Two-dimensional resonance Raman (2DRR) spectroscopy has been developed for studies of photochemical reaction mechanisms and structural heterogeneity in condensed phase systems. 2DRR spectroscopy is motivated by knowledge of non-equilibrium effects that cannot be detected with traditional resonance Raman spectroscopy. For example, 2DRR spectra may reveal correlated distributions of reactant and product geometries in systems that undergo chemical reactions on the femtosecond time scale. Structural heterogeneity in an ensemble may also be reflected in the 2D spectroscopic line shapes of both reactive and non-reactive systems. In this chapter, these capabilities of 2DRR spectroscopy are discussed in the context of recent applications to the photodissociation reactions of triiodide. We show that signatures of “vibronic coherence transfer” in the photodissociation process can be targeted with particular 2DRR pulse sequences. Key differences between the signal generation mechanisms for 2DRR and off-resonant 2D Raman spectroscopy techniques are also addressed. Overall, recent experimental developments and applications of the 2DRR method suggest that it will be a valuable tool for elucidating ultrafast chemical reaction mechanisms.

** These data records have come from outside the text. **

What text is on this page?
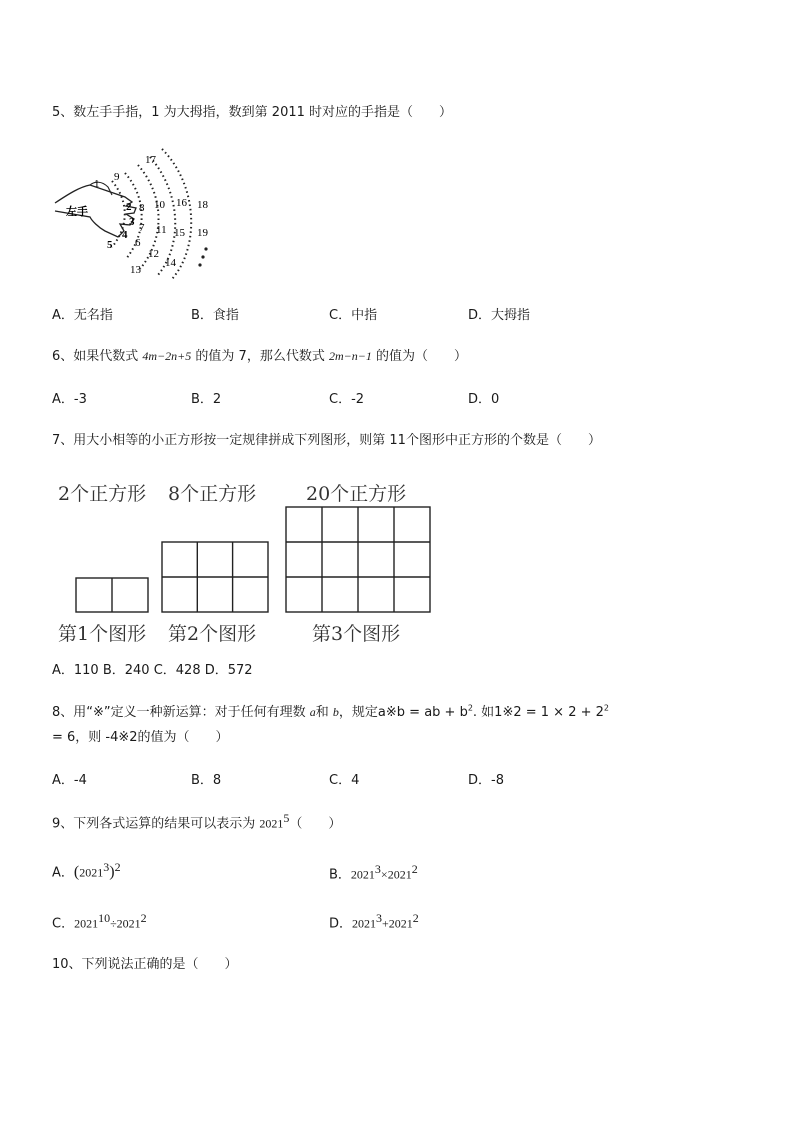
5、数左手手指，1 为大拇指，数到第 2011 时对应的手指是（　　）
左手
1
2
3
4
5 6
7
8
9
10
11
12
13
14
15
16
17
18
19
A．无名指	B．食指	C．中指	D．大拇指
6、如果代数式 4m−2n+5 的值为 7，那么代数式 2m−n−1 的值为（　　）
A．-3	B．2	C．-2	D．0
7、用大小相等的小正方形按一定规律拼成下列图形，则第 11个图形中正方形的个数是（　　）
2个正方形 8个正方形	20个正方形
第1个图形 第2个图形	第3个图形
A．110 B．240 C．428 D．572
8、用“※”定义一种新运算：对于任何有理数 a和 b，规定a※b = ab + $b^2$. 如1※2 = $1 \times 2 + 2^2$
= 6，则 -4※2的值为（　　）
A．-4	B．8	C．4	D．-8
9、下列各式运算的结果可以表示为 2021$^5$（　　）
A．$(2021^3)^2$
B．$2021^3\times 2021^2$
C．$2021^{10}\div 2021^2$	D．$2021^3+2021^2$
10、下列说法正确的是（　　）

二维共振拉曼（2DRR）光谱学已被开发用于研究凝聚相系统中的光化学反应机理和结构异质性。2DRR光谱法是由非平衡效应的知识激发的，而传统的共振拉曼光谱法则无法检测到非平衡效应。例如，2DRR光谱可以揭示在飞秒时间尺度上发生化学反应的系统中反应物和产物几何形状的相关分布。整体中的结构异质性也可以反映在反应性和非反应性系统的2D光谱线形中。在本章中，将在三碘化物的光解离反应的最新应用中讨论2DRR光谱学的这些功能。我们表明光解离过程中的“振动相干转移”的签名可以针对特定的2DRR脉冲序列。还解决了2DRR和非共振2D拉曼光谱技术的信号生成机制之间的关键区别。总体而言，最近的实验发展和2DRR方法的应用表明，它将是阐明超快化学反应机理的有价值的工具。